9 thoughts on “The Deadliest US Nuclear Accident Is Not What You Think

  1. We obviously don’t have the full background, but something seems a little odd here.

    Knolls had been making small, transportable reactors for some years before this (for the “electric boats”). Argonne was even involved. You have to wonder why they felt they needed to reinvent the wheel here.

    Maybe the different services were siloed?

    1. Different fuel loads, different size, different capabilities, different Service branch.

      SL-1 was designed in 54-55, Nautilus was 54-55 and it was a Proof of Concept effectively for Nuclear Submarines for the US Navy.

      SL-1 was for the US Army.

      1. The SL-1 was supposed to be a prototype “pathfinding” reactor that in a refined design, would be self-contained and transportable by truck, sea, or air to power facilities in the Canadian tundra and arctic for the Mid-Canada and later DEW lines of radar stations looking for Soviet bombers and ICBM’s. This was an Air Force responsibility, but it was the Army Corp of Engineers providing the infrastructure development for these sites, hence why SL-1 was under the auspices of the US Army.

  2. “But one incident that you have probably never heard of”

    Maybe I’m the exception, but to me SL-1 is one of the classic and most popular nuclear accident stories because of the “pinned to ceiling” part.

    1. Yeah I would say it’s one of the five most famous nuclear accidents: Chernobyl, Fukushima, Three Mile Island, Demon Core, SL-1.

      Chernobyl is the undisputed king and Fukushima was more recent so those two top the list. The Demon Core and SL-1 make for better stories thanks to the few number of people involved. It’s easier to relate the human element. Three Mile Island got a lot of media coverage and again was more recent.

  3. While I find these Hackaday articles about little-known nuclear accidents fascinating, retelling stories from the Cold War deserve to be kept in perspective, and not used for political ends. We are soon-ish likely to see a renaissance of the nuclear power industry, which has been a long time in coming, and is certainly one of the “greenest” forms of 24/7 electricity generation.
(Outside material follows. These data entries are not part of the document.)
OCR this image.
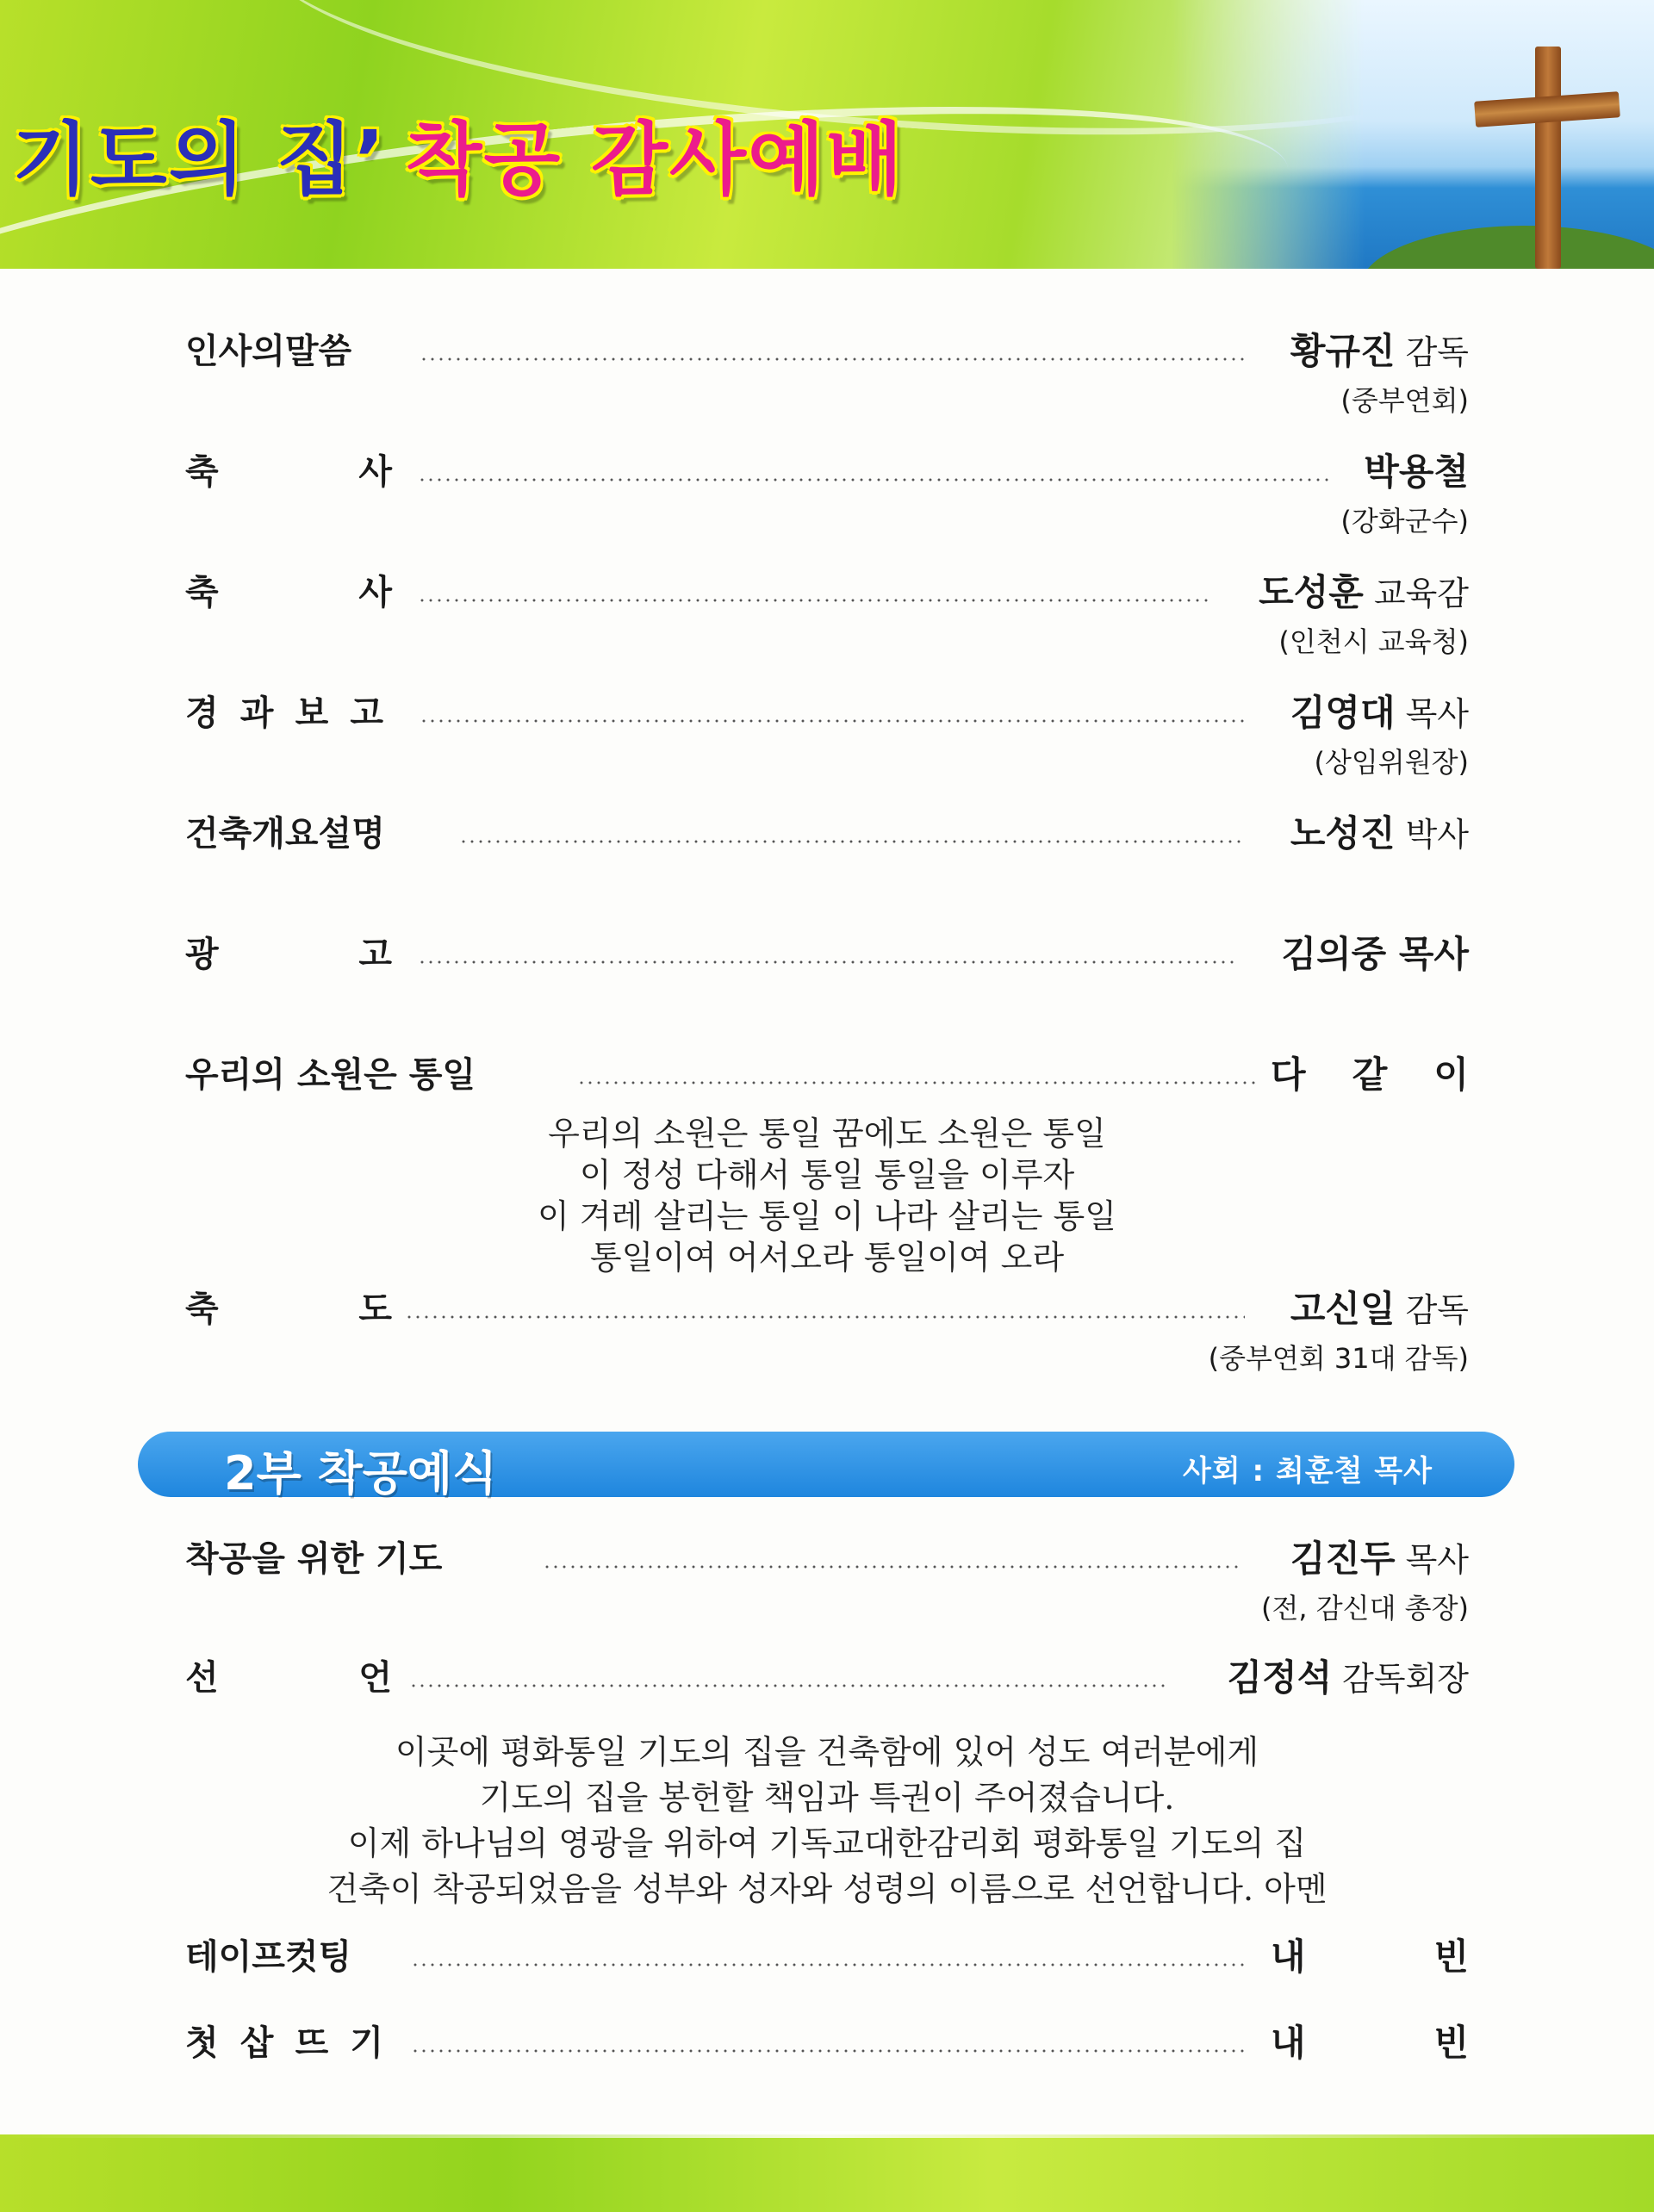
기도의 집’ 착공 감사예배
인사의말씀	황규진 감독
(중부연회)
축	사	박용철
(강화군수)
축	사	도성훈 교육감
(인천시 교육청)
경 과 보 고	김영대 목사
(상임위원장)
건축개요설명	노성진 박사
광	고	김의중 목사
우리의 소원은 통일	다 같 이

우리의 소원은 통일 꿈에도 소원은 통일

이 정성 다해서 통일 통일을 이루자

이 겨레 살리는 통일 이 나라 살리는 통일

통일이여 어서오라 통일이여 오라

축	도	고신일 감독
(중부연회 31대 감독)
2부 착공예식	사회 : 최훈철 목사
착공을 위한 기도	김진두 목사
(전, 감신대 총장)
선	언	김정석 감독회장

이곳에 평화통일 기도의 집을 건축함에 있어 성도 여러분에게

기도의 집을 봉헌할 책임과 특권이 주어졌습니다.

이제 하나님의 영광을 위하여 기독교대한감리회 평화통일 기도의 집

건축이 착공되었음을 성부와 성자와 성령의 이름으로 선언합니다. 아멘

테이프컷팅	내	빈
첫 삽 뜨 기	내	빈
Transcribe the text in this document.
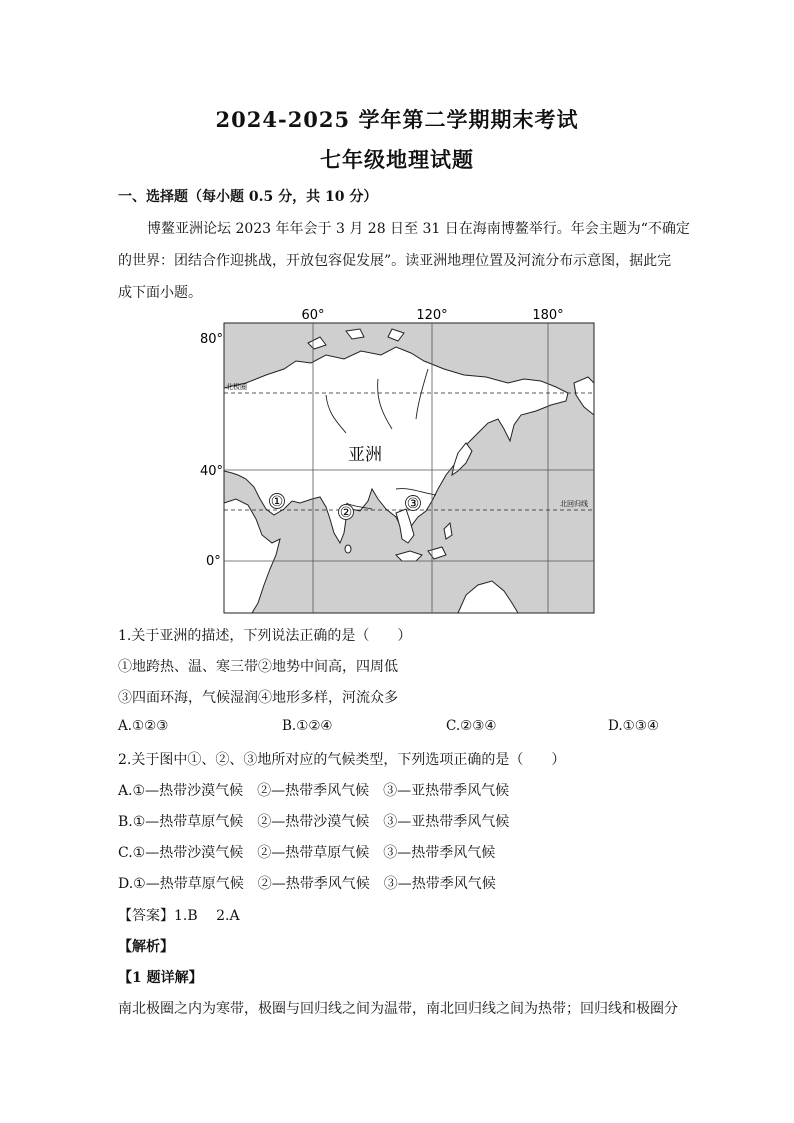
2024-2025 学年第二学期期末考试
七年级地理试题
一、选择题（每小题 0.5 分，共 10 分）
博鳌亚洲论坛 2023 年年会于 3 月 28 日至 31 日在海南博鳌举行。年会主题为“不确定
的世界：团结合作迎挑战，开放包容促发展”。读亚洲地理位置及河流分布示意图，据此完
成下面小题。
60°	120°	180°
80°
40°
0°
北极圈
北回归线
亚洲
①
②
③
1.关于亚洲的描述，下列说法正确的是（　　）
①地跨热、温、寒三带②地势中间高，四周低
③四面环海，气候湿润④地形多样，河流众多
A.①②③	B.①②④	C.②③④	D.①③④
2.关于图中①、②、③地所对应的气候类型，下列选项正确的是（　　）
A.①—热带沙漠气候　②—热带季风气候　③—亚热带季风气候
B.①—热带草原气候　②—热带沙漠气候　③—亚热带季风气候
C.①—热带沙漠气候　②—热带草原气候　③—热带季风气候
D.①—热带草原气候　②—热带季风气候　③—热带季风气候
【答案】1.B　 2.A
【解析】
【1 题详解】
南北极圈之内为寒带，极圈与回归线之间为温带，南北回归线之间为热带；回归线和极圈分
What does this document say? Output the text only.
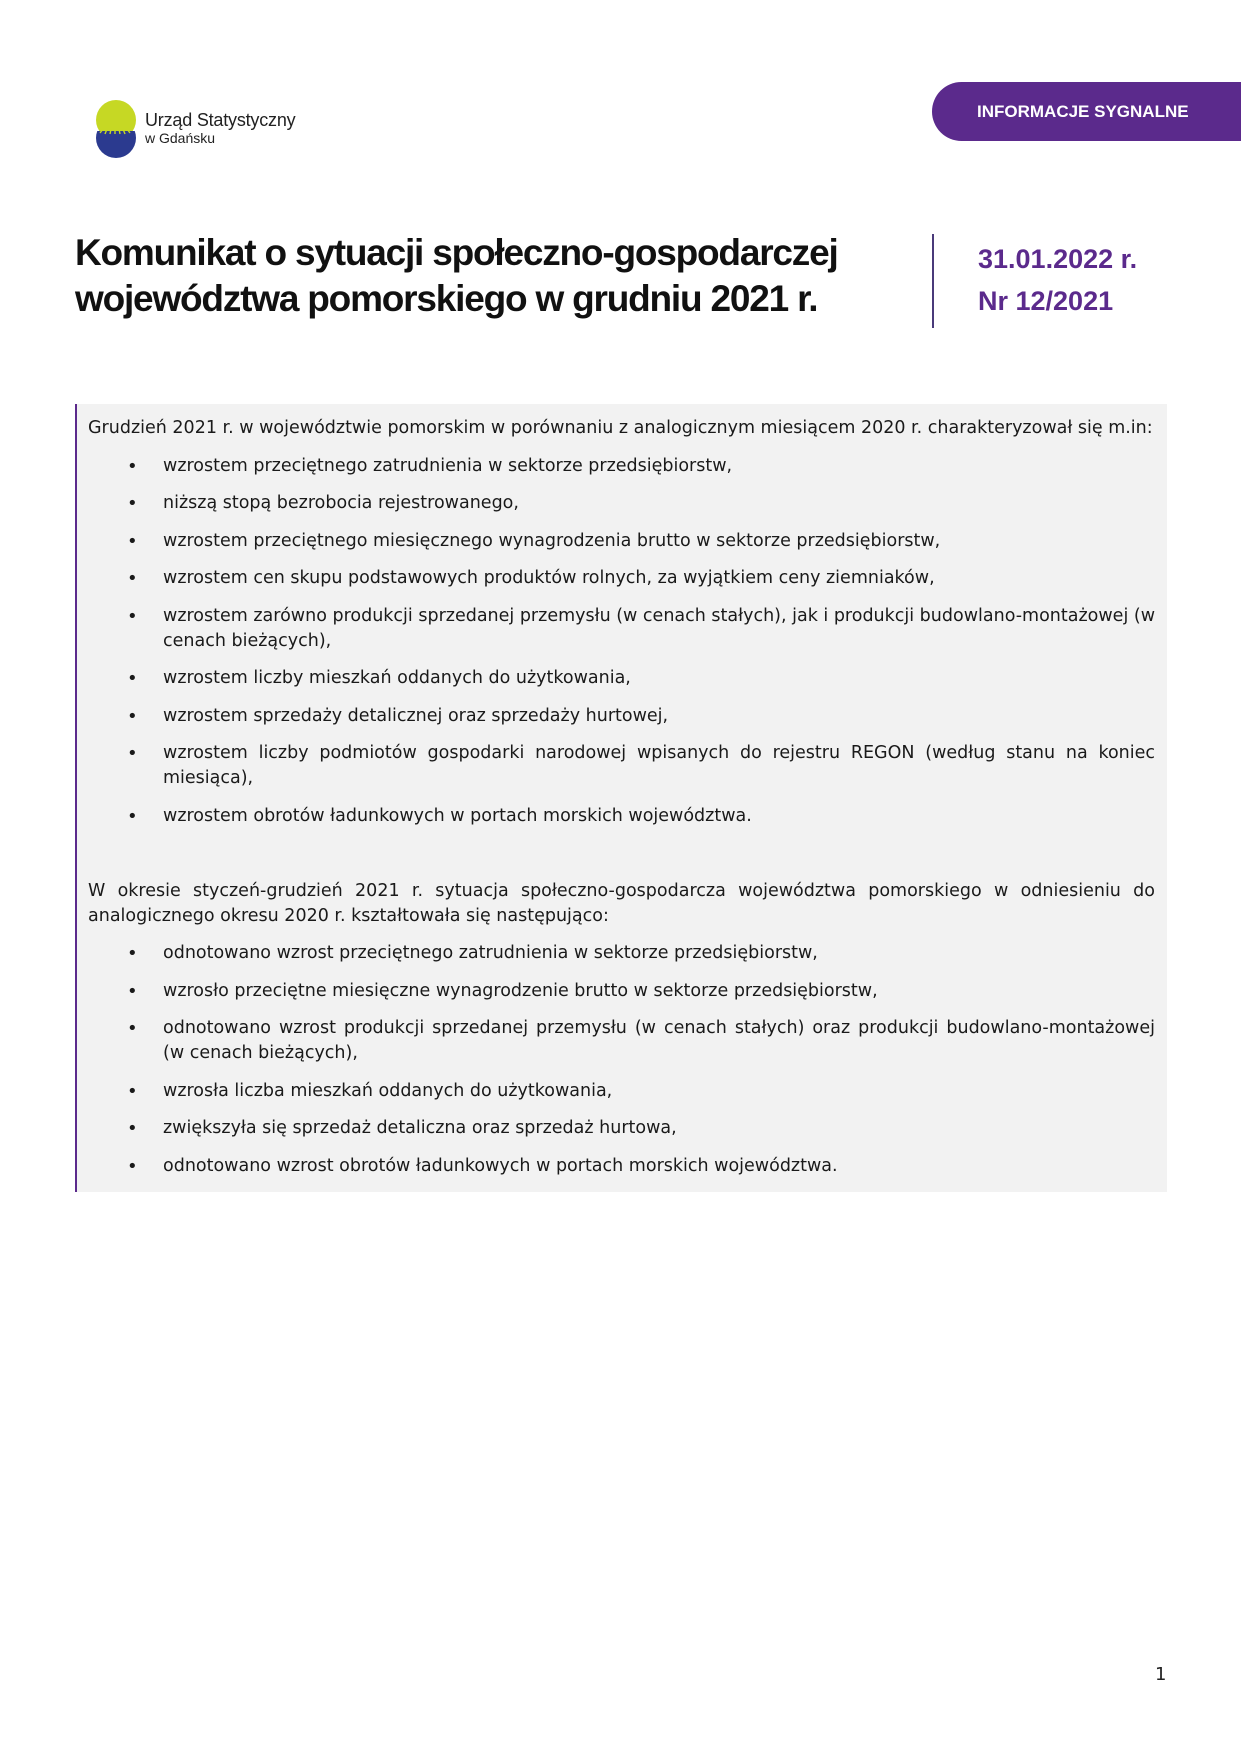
Urząd Statystyczny
w Gdańsku
INFORMACJE SYGNALNE
Komunikat o sytuacji społeczno-gospodarczej
województwa pomorskiego w grudniu 2021 r.
31.01.2022 r.
Nr 12/2021

Grudzień 2021 r. w województwie pomorskim w porównaniu z analogicznym miesiącem 2020 r. charakteryzował się m.in:

• wzrostem przeciętnego zatrudnienia w sektorze przedsiębiorstw,
• niższą stopą bezrobocia rejestrowanego,
• wzrostem przeciętnego miesięcznego wynagrodzenia brutto w sektorze przedsiębiorstw,
• wzrostem cen skupu podstawowych produktów rolnych, za wyjątkiem ceny ziemniaków,
• wzrostem zarówno produkcji sprzedanej przemysłu (w cenach stałych), jak i produkcji budowlano-montażowej (w cenach bieżących),
• wzrostem liczby mieszkań oddanych do użytkowania,
• wzrostem sprzedaży detalicznej oraz sprzedaży hurtowej,
• wzrostem liczby podmiotów gospodarki narodowej wpisanych do rejestru REGON (według stanu na koniec miesiąca),
• wzrostem obrotów ładunkowych w portach morskich województwa.

W okresie styczeń-grudzień 2021 r. sytuacja społeczno-gospodarcza województwa pomorskiego w odniesieniu do analogicznego okresu 2020 r. kształtowała się następująco:

• odnotowano wzrost przeciętnego zatrudnienia w sektorze przedsiębiorstw,
• wzrosło przeciętne miesięczne wynagrodzenie brutto w sektorze przedsiębiorstw,
• odnotowano wzrost produkcji sprzedanej przemysłu (w cenach stałych) oraz produkcji budowlano-montażowej (w cenach bieżących),
• wzrosła liczba mieszkań oddanych do użytkowania,
• zwiększyła się sprzedaż detaliczna oraz sprzedaż hurtowa,
• odnotowano wzrost obrotów ładunkowych w portach morskich województwa.
1
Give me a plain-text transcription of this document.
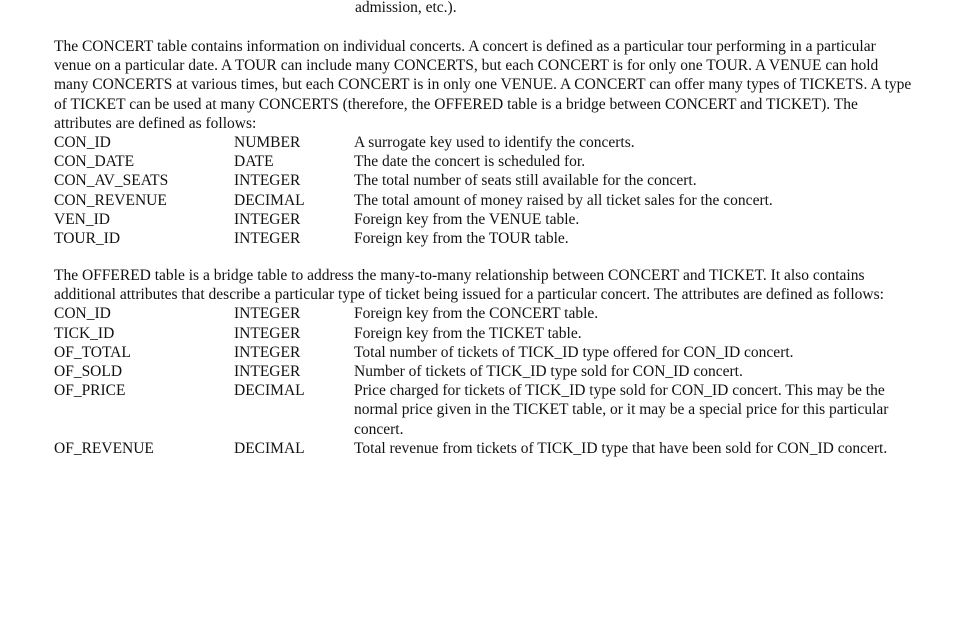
admission, etc.).

The CONCERT table contains information on individual concerts. A concert is defined as a particular tour performing in a particular venue on a particular date. A TOUR can include many CONCERTS, but each CONCERT is for only one TOUR. A VENUE can hold many CONCERTS at various times, but each CONCERT is in only one VENUE. A CONCERT can offer many types of TICKETS. A type of TICKET can be used at many CONCERTS (therefore, the OFFERED table is a bridge between CONCERT and TICKET). The attributes are defined as follows:

CON_ID	NUMBER	A surrogate key used to identify the concerts.
CON_DATE	DATE	The date the concert is scheduled for.
CON_AV_SEATS	INTEGER	The total number of seats still available for the concert.
CON_REVENUE	DECIMAL	The total amount of money raised by all ticket sales for the concert.
VEN_ID	INTEGER	Foreign key from the VENUE table.
TOUR_ID	INTEGER	Foreign key from the TOUR table.

The OFFERED table is a bridge table to address the many-to-many relationship between CONCERT and TICKET. It also contains additional attributes that describe a particular type of ticket being issued for a particular concert. The attributes are defined as follows:

CON_ID	INTEGER	Foreign key from the CONCERT table.
TICK_ID	INTEGER	Foreign key from the TICKET table.
OF_TOTAL	INTEGER	Total number of tickets of TICK_ID type offered for CON_ID concert.
OF_SOLD	INTEGER	Number of tickets of TICK_ID type sold for CON_ID concert.
OF_PRICE	DECIMAL	Price charged for tickets of TICK_ID type sold for CON_ID concert. This may be the normal price given in the TICKET table, or it may be a special price for this particular concert.
OF_REVENUE	DECIMAL	Total revenue from tickets of TICK_ID type that have been sold for CON_ID concert.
Modern nuclear energy technologies have made great strides on the safety front, for example pebble-bed designs have been tested to be “meltdown proof.” It is true that no one really solved the problem of storing spent fuel after the State of Nevada proclaimed NIMBY, and to be fair, “please don’t transport spent fuel on trains that pass through our cities” is kinda hard to argue with, but where there’s a will, there’s a way. I’m sure there is a solution out there somewhere. The U.S.A. is a very big place.

    1. certainly one of the “greenest” forms of 24/7 electricity generation

      Except to produce 1 kg of enriched uranium you need amount of electricity equivalent to burning of 1400 tons of brown coal. Not so green anymore huh? After enriching you are also left with tons of depleted uranium which causes cancer in birds, animals and people. If you don’t believe compare number of veterans with cancer from landing in Normandy (WW2) and and in Iraq after 2003 Operation Iraqi Freedom where US Army used DU bullets in tanks, planes and rifles.